Charles Schwab Challenge

Colonial Country Club

The Loop

How He Hit That: Dustin Johnson's trajectory control

June 21, 2015

It doesn't take an expert swing analyst -- or a super slo-mo camera -- to see that Dustin Johnson does things in his swing most don't.

Aside from casually tossing off 375-yard tee shots with liquid athleticism no other tour players can match, Johnson gets his left wrist in an almost unique bent position at the top of his backswing.


As idiosyncratic as that wrist position is, it serves a useful purpose -- and it's something you can copy. "At the top, he's not that different than a more 'orthodox' swing would be when the hands are halfway down in the downswing," says 50 Best Teacher Brian Manzella, who is based at English Turn Golf & Country Club in New Orleans. "Other players are rolling and turning their the left arm and wrist to get to that position, and he already has it there. It's a huge advantage for him at a place like Chambers Bay, when it's important to control trajectory, especially off the tee."

If Johnson wants to hit a lower shot, he simply keeps much of the wrist bend he created at the top. When he wants to hit it higher, he lets it go through the ball. Tuning his tee shots to suit the prevailing wind, Johnson hit every fairway in the third round on his way to an even-par 70 and a tie for the lead with Jason Day, Branden Grace and Jordan Spieth.

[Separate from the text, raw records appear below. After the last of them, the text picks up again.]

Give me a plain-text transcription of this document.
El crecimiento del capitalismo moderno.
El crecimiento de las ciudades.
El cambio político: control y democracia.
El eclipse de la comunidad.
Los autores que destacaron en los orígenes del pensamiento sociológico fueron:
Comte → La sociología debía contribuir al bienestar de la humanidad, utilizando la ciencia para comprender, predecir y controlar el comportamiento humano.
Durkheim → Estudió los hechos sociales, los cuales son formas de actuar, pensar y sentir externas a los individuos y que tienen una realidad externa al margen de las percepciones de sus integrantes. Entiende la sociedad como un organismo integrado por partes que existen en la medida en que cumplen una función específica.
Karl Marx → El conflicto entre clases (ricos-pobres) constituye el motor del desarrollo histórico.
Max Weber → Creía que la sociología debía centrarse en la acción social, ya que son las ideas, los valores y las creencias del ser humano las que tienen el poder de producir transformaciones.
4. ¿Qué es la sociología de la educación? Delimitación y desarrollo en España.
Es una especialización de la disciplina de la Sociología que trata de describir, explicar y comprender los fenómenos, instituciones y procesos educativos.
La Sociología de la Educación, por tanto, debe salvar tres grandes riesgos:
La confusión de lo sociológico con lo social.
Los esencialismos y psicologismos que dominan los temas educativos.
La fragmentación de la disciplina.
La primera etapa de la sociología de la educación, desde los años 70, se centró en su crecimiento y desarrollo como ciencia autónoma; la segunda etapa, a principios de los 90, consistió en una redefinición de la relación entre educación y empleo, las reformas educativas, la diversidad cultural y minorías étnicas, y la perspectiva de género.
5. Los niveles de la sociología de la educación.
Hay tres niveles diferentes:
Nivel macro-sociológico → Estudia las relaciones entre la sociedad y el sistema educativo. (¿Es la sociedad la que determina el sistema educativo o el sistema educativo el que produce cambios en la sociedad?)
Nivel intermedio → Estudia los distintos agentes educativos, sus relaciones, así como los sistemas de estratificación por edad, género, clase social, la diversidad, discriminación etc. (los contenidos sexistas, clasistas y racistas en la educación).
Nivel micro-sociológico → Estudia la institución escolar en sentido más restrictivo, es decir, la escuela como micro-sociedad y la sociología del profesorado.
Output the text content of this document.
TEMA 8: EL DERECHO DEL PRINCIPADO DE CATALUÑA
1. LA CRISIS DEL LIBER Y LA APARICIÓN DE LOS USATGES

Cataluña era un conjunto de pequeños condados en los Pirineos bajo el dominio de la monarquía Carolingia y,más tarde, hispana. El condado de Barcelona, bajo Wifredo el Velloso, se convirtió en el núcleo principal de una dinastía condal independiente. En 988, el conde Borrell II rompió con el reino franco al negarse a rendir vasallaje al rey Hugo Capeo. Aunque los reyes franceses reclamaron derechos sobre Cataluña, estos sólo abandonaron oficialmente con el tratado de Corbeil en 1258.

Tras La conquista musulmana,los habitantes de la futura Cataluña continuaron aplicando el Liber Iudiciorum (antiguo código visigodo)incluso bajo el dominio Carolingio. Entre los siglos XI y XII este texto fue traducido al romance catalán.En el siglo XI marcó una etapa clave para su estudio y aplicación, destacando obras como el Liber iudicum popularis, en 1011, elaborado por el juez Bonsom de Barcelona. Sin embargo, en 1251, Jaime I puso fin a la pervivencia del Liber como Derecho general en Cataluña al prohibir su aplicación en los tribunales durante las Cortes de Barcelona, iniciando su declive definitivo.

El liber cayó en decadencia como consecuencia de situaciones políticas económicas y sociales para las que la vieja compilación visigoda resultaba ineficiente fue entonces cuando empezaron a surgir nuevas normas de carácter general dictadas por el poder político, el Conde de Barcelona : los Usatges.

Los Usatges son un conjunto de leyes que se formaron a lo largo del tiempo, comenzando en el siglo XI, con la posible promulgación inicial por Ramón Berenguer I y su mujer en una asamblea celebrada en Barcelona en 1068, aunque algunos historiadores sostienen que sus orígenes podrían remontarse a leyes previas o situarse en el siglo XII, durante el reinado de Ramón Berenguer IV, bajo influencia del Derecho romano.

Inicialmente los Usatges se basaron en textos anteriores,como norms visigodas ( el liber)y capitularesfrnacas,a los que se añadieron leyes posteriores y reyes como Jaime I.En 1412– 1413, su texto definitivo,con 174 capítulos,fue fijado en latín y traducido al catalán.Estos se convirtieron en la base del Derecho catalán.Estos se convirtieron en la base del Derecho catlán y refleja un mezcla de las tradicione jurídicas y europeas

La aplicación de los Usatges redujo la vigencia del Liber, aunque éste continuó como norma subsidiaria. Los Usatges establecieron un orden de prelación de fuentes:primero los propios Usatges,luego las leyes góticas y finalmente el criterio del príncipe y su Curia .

By stealing some of that wrist bend, you can erase your 20-yard slice. "If you can twist the shaft closed on the backswing and get a little more bend in your wrist instead of a cup, that by itself might be enough to get rid of that slice for good," says Manzella. "You don't even need to get near where DJ is -- just halfway between where you are now and where he is should be plenty."